Spectral Class of Stars

Organization in science is a must. When trying to classify, scientists call this the study of classification or taxonomy. Well, in terms of astronomy, there is also organization. And one of these classifications is called the spectral class.

Spectral class or spectral classification is the manner of organization in astronomy that deals with classifying stars according to brightness or luminosity, or through the spectrum or color of the star’s chromospheres.

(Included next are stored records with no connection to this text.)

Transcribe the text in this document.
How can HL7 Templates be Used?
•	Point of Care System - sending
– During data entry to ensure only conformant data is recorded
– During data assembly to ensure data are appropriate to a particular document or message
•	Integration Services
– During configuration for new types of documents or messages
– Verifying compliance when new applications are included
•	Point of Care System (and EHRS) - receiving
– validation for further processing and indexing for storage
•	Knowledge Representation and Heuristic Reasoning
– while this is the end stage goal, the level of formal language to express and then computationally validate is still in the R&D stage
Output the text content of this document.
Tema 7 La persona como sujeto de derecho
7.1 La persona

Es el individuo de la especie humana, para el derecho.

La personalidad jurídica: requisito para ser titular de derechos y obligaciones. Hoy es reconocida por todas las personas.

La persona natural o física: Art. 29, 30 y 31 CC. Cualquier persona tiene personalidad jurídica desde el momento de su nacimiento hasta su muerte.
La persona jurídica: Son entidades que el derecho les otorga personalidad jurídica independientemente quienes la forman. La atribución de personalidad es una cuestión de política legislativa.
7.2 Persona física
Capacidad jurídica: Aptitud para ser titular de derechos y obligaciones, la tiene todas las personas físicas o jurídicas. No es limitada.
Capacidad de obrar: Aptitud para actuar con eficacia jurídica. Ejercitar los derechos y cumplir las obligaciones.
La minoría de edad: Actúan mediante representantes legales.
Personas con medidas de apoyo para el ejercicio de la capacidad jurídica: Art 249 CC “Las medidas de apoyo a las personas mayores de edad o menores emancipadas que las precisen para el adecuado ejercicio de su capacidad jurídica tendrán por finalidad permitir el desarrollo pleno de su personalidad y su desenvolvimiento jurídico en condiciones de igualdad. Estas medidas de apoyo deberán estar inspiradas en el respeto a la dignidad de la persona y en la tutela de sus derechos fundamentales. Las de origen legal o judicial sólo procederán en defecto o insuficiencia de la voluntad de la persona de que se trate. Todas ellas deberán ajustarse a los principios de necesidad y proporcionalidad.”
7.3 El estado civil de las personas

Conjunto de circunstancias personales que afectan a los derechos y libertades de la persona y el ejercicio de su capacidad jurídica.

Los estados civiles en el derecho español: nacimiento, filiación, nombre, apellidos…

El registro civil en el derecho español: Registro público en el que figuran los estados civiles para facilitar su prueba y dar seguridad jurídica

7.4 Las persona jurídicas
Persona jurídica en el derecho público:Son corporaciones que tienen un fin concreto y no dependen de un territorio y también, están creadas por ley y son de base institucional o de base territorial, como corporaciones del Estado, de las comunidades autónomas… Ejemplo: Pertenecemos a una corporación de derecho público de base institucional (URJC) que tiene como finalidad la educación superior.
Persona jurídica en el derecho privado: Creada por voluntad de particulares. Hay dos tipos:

In learning how to classify stars, the best way to check is through color. In this classification, there are different levels of a star’s chromospheres colors. This is none other than the Blue, Blue-White, White, Yellow-White, Yellow, Orange and Red. This is known as the O, B, A, F, G, K, and M classes. Furthermore, a certain star’s color determines its age. When the star has a blue hue, it clearly means that the star is still young. The oldest and most probably dying star is the M or red colored stars. To better easily understand the color levels, it is usually interpreted as “Oh, Be A Fine Guy/Girl, and Kiss Me”. Adding on this, the levels also determine how hot and bright the star is, with blue as the hottest and red as the coolest and dimmest of all stars.

This type of classification may be old, but it is the basic of other stellar classifications used. The current system used is the Morgan-Keenan System, which classifies a star also by spectrum type, though it is based on a 0 to 9 scale.